Certes, on ne lui reprochera pas d’avoir employé sa femme comme attachée parlementaire, puisque cette pratique est légale, et qu’il y a eu recours «comme des centaines de parlementaires avant moi et des centaines après moi», a-t-il insisté. Le problème n’est pas là, mais dans le caractère supposé fictif de cet emploi rémunéré sur fonds publics, et dans la hauteur de la rémunération.

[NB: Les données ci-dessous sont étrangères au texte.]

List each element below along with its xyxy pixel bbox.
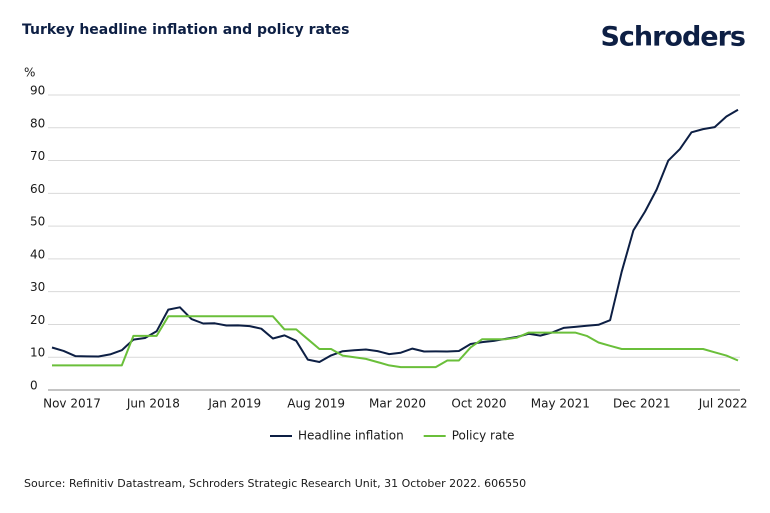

C’est à ce niveau que le dossier, qui colle aux basques du candidat, manque de transparence. Au point que François Fillon a dû confesser diverses «erreurs» sur cet emploi comme sur l’acceptation de cadeaux d’amis dits désintéressés –qu’il s’agisse d’un prêt sans intérêt consenti par un homme qu’il a lui-même élevé au grade de grand croix dans l’ordre de la légion d’honneur, ou de costumes offerts par un avocat habitué à jouer les intermédiaires plus ou moins occultes et qu’il a finalement rendus. Beaucoup d’erreurs…

Transparence et élection: qui confisque quoi?

Avec ces affaires, «on cherche à nous confisquer l’élection», accusent les soutiens de François Fillon. En l’occurrence, c’est surtout la démocratie qui pourrait se plaindre qu’on cherche à lui confisquer la transparence qui fonde la confiance du peuple dans les élus. C’est pourquoi le débat s’est propulsé au cœur d’une campagne électorale où on attendait d’autres affrontements programmatiques. Jusque dans les détails.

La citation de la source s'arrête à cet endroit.